Reading: Matthew 14
13 When Jesus heard what had happened, he withdrew by boat privately to a solitary place. Hearing of this, the crowds followed him on foot from the towns. 14 When Jesus landed and saw a large crowd, he had compassion on them and healed their sick. 15 As evening approached, the disciples came to him and said, "This is a remote place, and it's already getting late. Send the crowds away, so they can go to the villages and buy themselves some food." 16 Jesus replied, "They do not need to go away. You give them something to eat." 17 "We have here only five loaves of bread and two fish," they answered. 18 "Bring them here to me," he said. 19 And he directed the people to sit down on the grass. Taking the five loaves and the two fish and looking up to heaven, he gave thanks and broke the loaves. Then he gave them to the disciples, and the disciples gave them to the people. 20 They all ate and were satisfied, and the disciples picked up twelve basketfuls of broken pieces that were left over. 21 The number of those who ate was about five thousand men, besides women and children.
22 Immediately Jesus made the disciples get into the boat and go on ahead of him to the other side, while he dismissed the crowd. 23 After he had dismissed them, he went up on a mountainside by himself to pray. (Matthew 14:13-23a NIV)
Reflecting and Thinking
This chapter reflects a turning point in Jesus' ministry. We are about to move from increasing crowds to increasing doubt, from increasing popularity to increasing animosity. The death of John the Baptist touched Jesus deeply. John was a near relative, as well as a friend, supporter, and herald. Jesus withdrew. When the crowds followed him, Jesus compassionately fed them. We know from John's Gospel that this event caused the crowds to want to crown Jesus as their king. Perhaps the disciples also bought into the idea, because verse 22 uses a strong word when it says Jesus MADE the disciples get into the boat. Once the disciples are gone, he can dismiss the crowd with their ill-conceived idea and plan.

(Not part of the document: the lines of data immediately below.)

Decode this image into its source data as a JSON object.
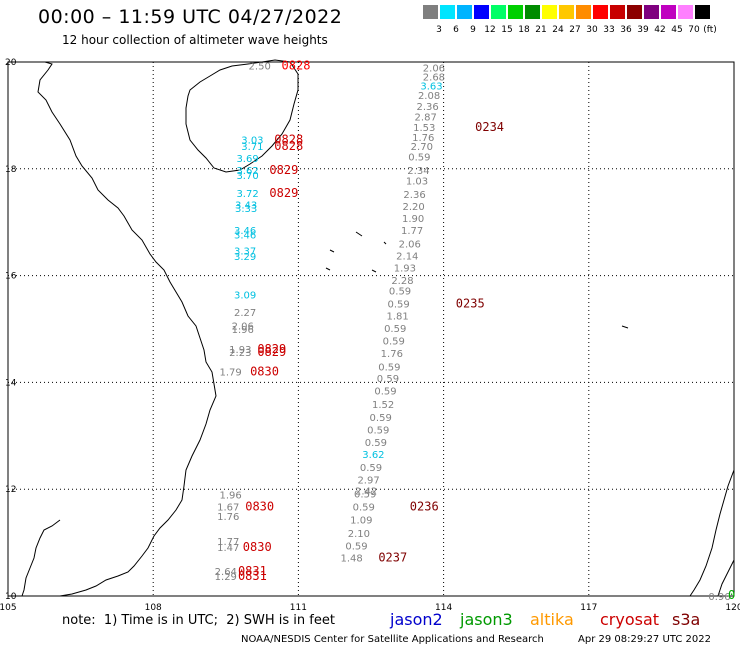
{
  "title": "00:00 – 11:59 UTC 04/27/2022",
  "subtitle": "12 hour collection of altimeter wave heights",
  "scale": {
    "colors": [
      "#7f7f7f",
      "#00e5ff",
      "#00b4ff",
      "#0000ff",
      "#00ff66",
      "#00d000",
      "#008c00",
      "#ffff00",
      "#ffc800",
      "#ff8c00",
      "#ff0000",
      "#c80000",
      "#8c0000",
      "#7f007f",
      "#c000c0",
      "#ff80ff",
      "#000000"
    ],
    "labels": [
      "3",
      "6",
      "9",
      "12",
      "15",
      "18",
      "21",
      "24",
      "27",
      "30",
      "33",
      "36",
      "39",
      "42",
      "45",
      "70"
    ],
    "unit": "(ft)"
  },
  "axes": {
    "x_ticks": [
      "105",
      "108",
      "111",
      "114",
      "117",
      "120"
    ],
    "y_ticks": [
      "20",
      "18",
      "16",
      "14",
      "12",
      "10"
    ]
  },
  "swh_points": [
    {
      "lon": 113.8,
      "lat": 19.9,
      "val": "2.06",
      "color": "#808080"
    },
    {
      "lon": 113.8,
      "lat": 19.73,
      "val": "2.68",
      "color": "#808080"
    },
    {
      "lon": 113.75,
      "lat": 19.56,
      "val": "3.63",
      "color": "#00c0e0"
    },
    {
      "lon": 113.7,
      "lat": 19.38,
      "val": "2.08",
      "color": "#808080"
    },
    {
      "lon": 113.67,
      "lat": 19.18,
      "val": "2.36",
      "color": "#808080"
    },
    {
      "lon": 113.63,
      "lat": 18.98,
      "val": "2.87",
      "color": "#808080"
    },
    {
      "lon": 113.6,
      "lat": 18.78,
      "val": "1.53",
      "color": "#808080"
    },
    {
      "lon": 113.58,
      "lat": 18.6,
      "val": "1.76",
      "color": "#808080"
    },
    {
      "lon": 113.55,
      "lat": 18.43,
      "val": "2.70",
      "color": "#808080"
    },
    {
      "lon": 113.5,
      "lat": 18.23,
      "val": "0.59",
      "color": "#808080"
    },
    {
      "lon": 113.48,
      "lat": 17.98,
      "val": "2.34",
      "color": "#808080"
    },
    {
      "lon": 113.45,
      "lat": 17.78,
      "val": "1.03",
      "color": "#808080"
    },
    {
      "lon": 113.4,
      "lat": 17.53,
      "val": "2.36",
      "color": "#808080"
    },
    {
      "lon": 113.38,
      "lat": 17.3,
      "val": "2.20",
      "color": "#808080"
    },
    {
      "lon": 113.37,
      "lat": 17.08,
      "val": "1.90",
      "color": "#808080"
    },
    {
      "lon": 113.35,
      "lat": 16.85,
      "val": "1.77",
      "color": "#808080"
    },
    {
      "lon": 113.3,
      "lat": 16.6,
      "val": "2.06",
      "color": "#808080"
    },
    {
      "lon": 113.25,
      "lat": 16.38,
      "val": "2.14",
      "color": "#808080"
    },
    {
      "lon": 113.2,
      "lat": 16.15,
      "val": "1.93",
      "color": "#808080"
    },
    {
      "lon": 113.15,
      "lat": 15.92,
      "val": "2.28",
      "color": "#808080"
    },
    {
      "lon": 113.1,
      "lat": 15.72,
      "val": "0.59",
      "color": "#808080"
    },
    {
      "lon": 113.07,
      "lat": 15.48,
      "val": "0.59",
      "color": "#808080"
    },
    {
      "lon": 113.05,
      "lat": 15.25,
      "val": "1.81",
      "color": "#808080"
    },
    {
      "lon": 113.0,
      "lat": 15.02,
      "val": "0.59",
      "color": "#808080"
    },
    {
      "lon": 112.97,
      "lat": 14.78,
      "val": "0.59",
      "color": "#808080"
    },
    {
      "lon": 112.93,
      "lat": 14.55,
      "val": "1.76",
      "color": "#808080"
    },
    {
      "lon": 112.88,
      "lat": 14.3,
      "val": "0.59",
      "color": "#808080"
    },
    {
      "lon": 112.85,
      "lat": 14.08,
      "val": "0.59",
      "color": "#808080"
    },
    {
      "lon": 112.8,
      "lat": 13.85,
      "val": "0.59",
      "color": "#808080"
    },
    {
      "lon": 112.75,
      "lat": 13.6,
      "val": "1.52",
      "color": "#808080"
    },
    {
      "lon": 112.7,
      "lat": 13.35,
      "val": "0.59",
      "color": "#808080"
    },
    {
      "lon": 112.65,
      "lat": 13.12,
      "val": "0.59",
      "color": "#808080"
    },
    {
      "lon": 112.6,
      "lat": 12.88,
      "val": "0.59",
      "color": "#808080"
    },
    {
      "lon": 112.55,
      "lat": 12.66,
      "val": "3.62",
      "color": "#00c0e0"
    },
    {
      "lon": 112.5,
      "lat": 12.42,
      "val": "0.59",
      "color": "#808080"
    },
    {
      "lon": 112.45,
      "lat": 12.18,
      "val": "2.97",
      "color": "#808080"
    },
    {
      "lon": 112.4,
      "lat": 11.98,
      "val": "2.42",
      "color": "#808080"
    },
    {
      "lon": 112.38,
      "lat": 11.92,
      "val": "0.59",
      "color": "#808080"
    },
    {
      "lon": 112.35,
      "lat": 11.68,
      "val": "0.59",
      "color": "#808080"
    },
    {
      "lon": 112.3,
      "lat": 11.43,
      "val": "1.09",
      "color": "#808080"
    },
    {
      "lon": 112.25,
      "lat": 11.18,
      "val": "2.10",
      "color": "#808080"
    },
    {
      "lon": 112.2,
      "lat": 10.95,
      "val": "0.59",
      "color": "#808080"
    },
    {
      "lon": 112.1,
      "lat": 10.72,
      "val": "1.48",
      "color": "#808080"
    },
    {
      "lon": 110.2,
      "lat": 19.93,
      "val": "2.50",
      "color": "#808080"
    },
    {
      "lon": 110.05,
      "lat": 18.55,
      "val": "3.03",
      "color": "#00c0e0"
    },
    {
      "lon": 110.05,
      "lat": 18.43,
      "val": "3.71",
      "color": "#00c0e0"
    },
    {
      "lon": 109.95,
      "lat": 18.2,
      "val": "3.69",
      "color": "#00c0e0"
    },
    {
      "lon": 109.95,
      "lat": 17.98,
      "val": "3.62",
      "color": "#00c0e0"
    },
    {
      "lon": 109.95,
      "lat": 17.88,
      "val": "3.70",
      "color": "#00c0e0"
    },
    {
      "lon": 109.95,
      "lat": 17.55,
      "val": "3.72",
      "color": "#00c0e0"
    },
    {
      "lon": 109.92,
      "lat": 17.33,
      "val": "3.43",
      "color": "#00c0e0"
    },
    {
      "lon": 109.92,
      "lat": 17.27,
      "val": "3.33",
      "color": "#00c0e0"
    },
    {
      "lon": 109.9,
      "lat": 16.85,
      "val": "3.46",
      "color": "#00c0e0"
    },
    {
      "lon": 109.9,
      "lat": 16.77,
      "val": "3.46",
      "color": "#00c0e0"
    },
    {
      "lon": 109.9,
      "lat": 16.47,
      "val": "3.37",
      "color": "#00c0e0"
    },
    {
      "lon": 109.9,
      "lat": 16.37,
      "val": "3.29",
      "color": "#00c0e0"
    },
    {
      "lon": 109.9,
      "lat": 15.65,
      "val": "3.09",
      "color": "#00c0e0"
    },
    {
      "lon": 109.9,
      "lat": 15.32,
      "val": "2.27",
      "color": "#808080"
    },
    {
      "lon": 109.85,
      "lat": 15.07,
      "val": "2.06",
      "color": "#808080"
    },
    {
      "lon": 109.85,
      "lat": 15.0,
      "val": "1.96",
      "color": "#808080"
    },
    {
      "lon": 109.8,
      "lat": 14.63,
      "val": "1.93",
      "color": "#808080"
    },
    {
      "lon": 109.8,
      "lat": 14.57,
      "val": "2.23",
      "color": "#808080"
    },
    {
      "lon": 109.6,
      "lat": 14.2,
      "val": "1.79",
      "color": "#808080"
    },
    {
      "lon": 109.6,
      "lat": 11.9,
      "val": "1.96",
      "color": "#808080"
    },
    {
      "lon": 109.55,
      "lat": 11.68,
      "val": "1.67",
      "color": "#808080"
    },
    {
      "lon": 109.55,
      "lat": 11.5,
      "val": "1.76",
      "color": "#808080"
    },
    {
      "lon": 109.55,
      "lat": 11.03,
      "val": "1.77",
      "color": "#808080"
    },
    {
      "lon": 109.55,
      "lat": 10.92,
      "val": "1.47",
      "color": "#808080"
    },
    {
      "lon": 109.5,
      "lat": 10.47,
      "val": "2.64",
      "color": "#808080"
    },
    {
      "lon": 109.5,
      "lat": 10.37,
      "val": "1.29",
      "color": "#808080"
    },
    {
      "lon": 119.7,
      "lat": 10.0,
      "val": "0.96",
      "color": "#808080"
    }
  ],
  "pass_labels": [
    {
      "lon": 110.95,
      "lat": 19.93,
      "text": "0828",
      "color": "#ff0000"
    },
    {
      "lon": 110.8,
      "lat": 18.55,
      "text": "0828",
      "color": "#cc0000"
    },
    {
      "lon": 110.8,
      "lat": 18.43,
      "text": "0828",
      "color": "#cc0000"
    },
    {
      "lon": 110.7,
      "lat": 17.98,
      "text": "0829",
      "color": "#cc0000"
    },
    {
      "lon": 110.7,
      "lat": 17.55,
      "text": "0829",
      "color": "#cc0000"
    },
    {
      "lon": 110.45,
      "lat": 14.63,
      "text": "0829",
      "color": "#cc0000"
    },
    {
      "lon": 110.45,
      "lat": 14.57,
      "text": "0829",
      "color": "#cc0000"
    },
    {
      "lon": 110.3,
      "lat": 14.2,
      "text": "0830",
      "color": "#cc0000"
    },
    {
      "lon": 110.2,
      "lat": 11.68,
      "text": "0830",
      "color": "#cc0000"
    },
    {
      "lon": 110.15,
      "lat": 10.92,
      "text": "0830",
      "color": "#cc0000"
    },
    {
      "lon": 110.05,
      "lat": 10.47,
      "text": "0831",
      "color": "#cc0000"
    },
    {
      "lon": 110.05,
      "lat": 10.37,
      "text": "0831",
      "color": "#cc0000"
    },
    {
      "lon": 114.95,
      "lat": 18.78,
      "text": "0234",
      "color": "#7f0000"
    },
    {
      "lon": 114.55,
      "lat": 15.48,
      "text": "0235",
      "color": "#7f0000"
    },
    {
      "lon": 113.6,
      "lat": 11.68,
      "text": "0236",
      "color": "#7f0000"
    },
    {
      "lon": 112.95,
      "lat": 10.72,
      "text": "0237",
      "color": "#7f0000"
    },
    {
      "lon": 119.95,
      "lat": 10.02,
      "text": "0",
      "color": "#00aa00"
    }
  ],
  "note": "note:  1) Time is in UTC;  2) SWH is in feet",
  "missions": [
    {
      "name": "jason2",
      "color": "#0000cc"
    },
    {
      "name": "jason3",
      "color": "#009900"
    },
    {
      "name": "altika",
      "color": "#ff9900"
    },
    {
      "name": "cryosat",
      "color": "#cc0000"
    },
    {
      "name": "s3a",
      "color": "#7f0000"
    }
  ],
  "credit": "NOAA/NESDIS Center for Satellite Applications and Research",
  "generated": "Apr 29 08:29:27 UTC 2022"
}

There comes a time in every life (sometimes many such times) when it is easy to get one's mission and purpose out of focus. Mission easily becomes fuzzy. We forget why we are here and what we are to do. We are easily sidetracked, especially when others are pleased or served. We can justify a variety of detours.
Jesus comes walking to the disciples on the water and the disciples are terrified. The question surfaces again: Who is Jesus? Is this really Jesus? When all has calmed down, the validating affirmation should hit us full force: Truly you are the Son of God (14:33). Jesus is the one he claims to be. He is therefore able to do what God sent him to do. How sad would it be if he were to get off-mission? How sad is it today when God's people get off-mission! Take time today to pray about what God is doing in your life and for clarity that you might understand his mission in your life.
Dear God, keep us on mission in our Christian lives. So many good things beckon. Help us choose what is best. May we not be satisfied with being mediocre; may we not be satisfied with less than all you desire in our lives, in Jesus' name, Amen.